Aim: To determine the ability of M. domestica to transfer C. difficile both mechanically and following ingestion.
Methods: M. domestica were exposed to independent suspensions of vegetative cells and spores of C. difficile, then sampled on to selective agar plates immediately postexposure and at 1-h intervals to assess the mechanical transfer of C. difficile. Fly excreta was cultured and alimentary canals were dissected to determine internalization of cells and spores.

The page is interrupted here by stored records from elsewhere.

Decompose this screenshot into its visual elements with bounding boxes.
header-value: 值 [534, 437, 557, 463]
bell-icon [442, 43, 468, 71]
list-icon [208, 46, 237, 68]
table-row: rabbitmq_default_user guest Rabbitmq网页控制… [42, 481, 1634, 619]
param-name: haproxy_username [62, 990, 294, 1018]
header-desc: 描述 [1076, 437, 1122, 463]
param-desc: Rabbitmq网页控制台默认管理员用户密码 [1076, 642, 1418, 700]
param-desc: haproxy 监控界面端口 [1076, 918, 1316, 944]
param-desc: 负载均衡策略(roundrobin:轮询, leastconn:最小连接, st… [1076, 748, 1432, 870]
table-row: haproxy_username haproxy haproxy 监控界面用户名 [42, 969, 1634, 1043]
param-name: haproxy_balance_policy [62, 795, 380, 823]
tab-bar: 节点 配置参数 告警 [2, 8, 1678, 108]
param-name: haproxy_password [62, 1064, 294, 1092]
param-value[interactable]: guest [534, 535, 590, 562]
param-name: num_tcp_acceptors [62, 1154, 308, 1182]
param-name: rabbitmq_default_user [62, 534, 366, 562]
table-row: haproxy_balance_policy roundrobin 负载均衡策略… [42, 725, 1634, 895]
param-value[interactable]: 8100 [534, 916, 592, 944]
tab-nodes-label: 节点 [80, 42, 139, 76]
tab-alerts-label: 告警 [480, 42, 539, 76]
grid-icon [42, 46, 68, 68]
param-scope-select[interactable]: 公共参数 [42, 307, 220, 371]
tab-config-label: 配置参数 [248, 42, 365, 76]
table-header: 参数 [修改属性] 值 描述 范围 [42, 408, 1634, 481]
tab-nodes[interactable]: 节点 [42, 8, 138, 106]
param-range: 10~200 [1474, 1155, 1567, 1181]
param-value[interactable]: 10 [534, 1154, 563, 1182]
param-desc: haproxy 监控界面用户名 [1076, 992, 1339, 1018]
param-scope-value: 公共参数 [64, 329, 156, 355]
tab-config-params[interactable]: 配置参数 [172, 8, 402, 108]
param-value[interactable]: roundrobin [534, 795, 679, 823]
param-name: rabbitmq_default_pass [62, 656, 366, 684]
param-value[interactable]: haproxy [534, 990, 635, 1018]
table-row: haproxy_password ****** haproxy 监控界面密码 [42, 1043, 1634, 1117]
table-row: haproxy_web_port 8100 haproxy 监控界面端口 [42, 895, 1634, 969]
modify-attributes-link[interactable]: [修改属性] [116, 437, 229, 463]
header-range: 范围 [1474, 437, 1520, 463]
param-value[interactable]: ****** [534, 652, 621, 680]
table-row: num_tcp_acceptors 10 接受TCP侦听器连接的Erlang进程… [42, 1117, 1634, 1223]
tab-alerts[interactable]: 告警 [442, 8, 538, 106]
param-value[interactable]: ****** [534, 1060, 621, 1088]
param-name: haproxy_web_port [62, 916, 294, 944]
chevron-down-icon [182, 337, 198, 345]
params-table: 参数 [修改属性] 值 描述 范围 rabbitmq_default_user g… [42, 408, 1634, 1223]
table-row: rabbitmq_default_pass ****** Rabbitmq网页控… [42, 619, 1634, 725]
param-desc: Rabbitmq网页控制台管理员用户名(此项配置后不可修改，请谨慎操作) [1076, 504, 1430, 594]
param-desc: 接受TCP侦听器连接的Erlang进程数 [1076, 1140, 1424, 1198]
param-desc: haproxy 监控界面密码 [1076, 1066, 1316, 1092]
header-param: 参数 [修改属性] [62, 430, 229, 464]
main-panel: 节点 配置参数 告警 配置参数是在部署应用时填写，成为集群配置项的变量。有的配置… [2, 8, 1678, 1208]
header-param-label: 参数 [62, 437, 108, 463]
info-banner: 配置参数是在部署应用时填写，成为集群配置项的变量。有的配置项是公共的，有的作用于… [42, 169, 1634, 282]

Findings: M. domestica exposed to vegetative cell suspensions and spore suspensions of C. difficile were able to transfer the bacteria mechanically for up to 4 h upon subsequent contact with surfaces. The greatest numbers of colony-forming units (CFUs) per fly were transferred immediately following exposure (mean CFUs 123.8 +/− 66.9 for vegetative cell suspension and 288.2 +/− 83.2 for spore suspension). After 1 h, this had reduced (21.2 +/− 11.4 for vegetative cell suspension and 19.9 +/− 9 for spores). Mean C. difficileCFUs isolated from the M. domestica alimentary canal was 35 +/− 6.5, and mean C. difficile CFUs per faecal spot was 1.04 +/− 0.58. C. difficile could be recovered from fly excreta for up to 96 h.
Conclusion: This study describes the potential for M. domestica to contribute to environmental persistence and spread of C. difficile in hospitals, highlighting flies as realistic vectors of this micro-organism in clinical areas.